Isadora1232 13/11/2023"Os mais velhos contavam que a palmeira de miriti era abençoada, brotara no solo onde a índia Uaraci fora enterrada pelo cacique, após a lua tê-la encantado. Uma vez, o pai explicara a André que a palavra Uaraci tinha origem tupi, e significava "mãe de todas as frutas". Mas André sentenciou ao pai: Uaraci morreria uma segunda vez, todo o seu corpo de rio envenenado pela mineradora".
Quando li esse trecho do conto "Anjos de Miriti", pensei que Pedro condensou em poucas palavras toda a angústia de testemunhar a história da amazônia até aqui. A cada rio que morre, é de fato uma parte da nossa ancestralidade que morre com ele. Do encantado, da nossa própria história.
Esse é um dos maiores trunfos do autor - além da escrita belíssima, pungente e cortante, lemos aqui a amazônia de dentro. Não com o viés exótico, ufanista ou raso de quem vê de fora. O livro narra as mazelas de um norte esquecido, cheio de desigualdades, poluído e alimentado por peixes contaminados com mercúrio.

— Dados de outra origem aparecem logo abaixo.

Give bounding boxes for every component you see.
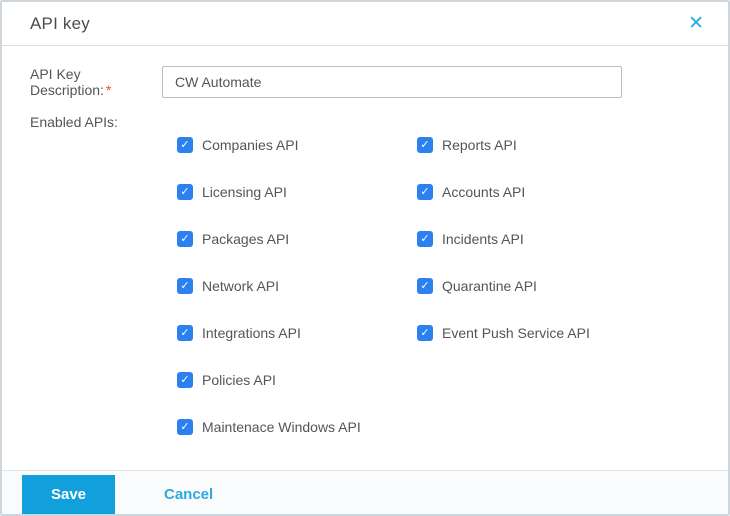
api-key-dialog: API key ✕ API Key Description:* Enabled … (0, 0, 730, 516)
checkbox-label: Event Push Service API (442, 325, 590, 341)
checkbox-checked-icon[interactable]: ✓ (177, 278, 193, 294)
checkbox-label: Policies API (202, 372, 276, 388)
checkbox-label: Incidents API (442, 231, 524, 247)
checkbox-column-right: ✓ Reports API ✓ Accounts API ✓ Incidents API ✓… (417, 137, 590, 466)
checkbox-label: Reports API (442, 137, 517, 153)
checkbox-checked-icon[interactable]: ✓ (177, 137, 193, 153)
checkbox-checked-icon[interactable]: ✓ (417, 231, 433, 247)
checkbox-label: Quarantine API (442, 278, 537, 294)
checkbox-checked-icon[interactable]: ✓ (177, 231, 193, 247)
checkbox-checked-icon[interactable]: ✓ (177, 325, 193, 341)
checkbox-checked-icon[interactable]: ✓ (177, 419, 193, 435)
close-icon[interactable]: ✕ (682, 10, 710, 37)
checkbox-item-maintenace-windows-api[interactable]: ✓ Maintenace Windows API (177, 419, 417, 435)
checkbox-label: Companies API (202, 137, 299, 153)
cancel-button[interactable]: Cancel (164, 475, 213, 514)
dialog-footer: Save Cancel (2, 470, 728, 514)
checkbox-checked-icon[interactable]: ✓ (417, 278, 433, 294)
api-key-description-input[interactable] (162, 66, 622, 98)
save-button[interactable]: Save (22, 475, 115, 514)
checkbox-item-licensing-api[interactable]: ✓ Licensing API (177, 184, 417, 200)
checkbox-item-quarantine-api[interactable]: ✓ Quarantine API (417, 278, 590, 294)
checkbox-item-integrations-api[interactable]: ✓ Integrations API (177, 325, 417, 341)
description-label-text: API Key Description: (30, 66, 104, 98)
checkbox-label: Accounts API (442, 184, 526, 200)
enabled-apis-grid: ✓ Companies API ✓ Licensing API ✓ Packages AP… (177, 137, 700, 466)
page-title: API key (30, 13, 90, 33)
checkbox-item-incidents-api[interactable]: ✓ Incidents API (417, 231, 590, 247)
dialog-header: API key ✕ (2, 2, 728, 46)
checkbox-checked-icon[interactable]: ✓ (417, 325, 433, 341)
checkbox-item-accounts-api[interactable]: ✓ Accounts API (417, 184, 590, 200)
checkbox-item-companies-api[interactable]: ✓ Companies API (177, 137, 417, 153)
checkbox-item-reports-api[interactable]: ✓ Reports API (417, 137, 590, 153)
checkbox-checked-icon[interactable]: ✓ (177, 184, 193, 200)
checkbox-checked-icon[interactable]: ✓ (177, 372, 193, 388)
checkbox-label: Maintenace Windows API (202, 419, 361, 435)
description-label: API Key Description: * (30, 66, 162, 98)
dialog-body: API Key Description:* Enabled APIs: ✓ Com… (2, 46, 728, 470)
checkbox-item-policies-api[interactable]: ✓ Policies API (177, 372, 417, 388)
checkbox-item-packages-api[interactable]: ✓ Packages API (177, 231, 417, 247)
checkbox-label: Packages API (202, 231, 290, 247)
description-row: API Key Description: * (30, 66, 700, 98)
required-marker: * (105, 82, 112, 98)
checkbox-label: Licensing API (202, 184, 287, 200)
enabled-apis-label: Enabled APIs: (30, 114, 118, 130)
checkbox-label: Network API (202, 278, 280, 294)
checkbox-checked-icon[interactable]: ✓ (417, 137, 433, 153)
checkbox-label: Integrations API (202, 325, 301, 341)
checkbox-item-event-push-service-api[interactable]: ✓ Event Push Service API (417, 325, 590, 341)
checkbox-checked-icon[interactable]: ✓ (417, 184, 433, 200)
checkbox-item-network-api[interactable]: ✓ Network API (177, 278, 417, 294)
checkbox-column-left: ✓ Companies API ✓ Licensing API ✓ Packages AP… (177, 137, 417, 466)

Mas também o norte das encantarias e do pertencimento a essa terra.
O livro é composto por onze contos, ligados por esse tom pesado, esperado no contexto da exploração, das terras invadidas, dos corpos vítimas de violência. Mas também de momentos de ternura que resistem nesse cenário.
A leitura de "corpos benzidos em metal pesado" é necessária e urgente pra entender um pouco sobre as vivências e histórias nessa região marcada pelo esquecimento.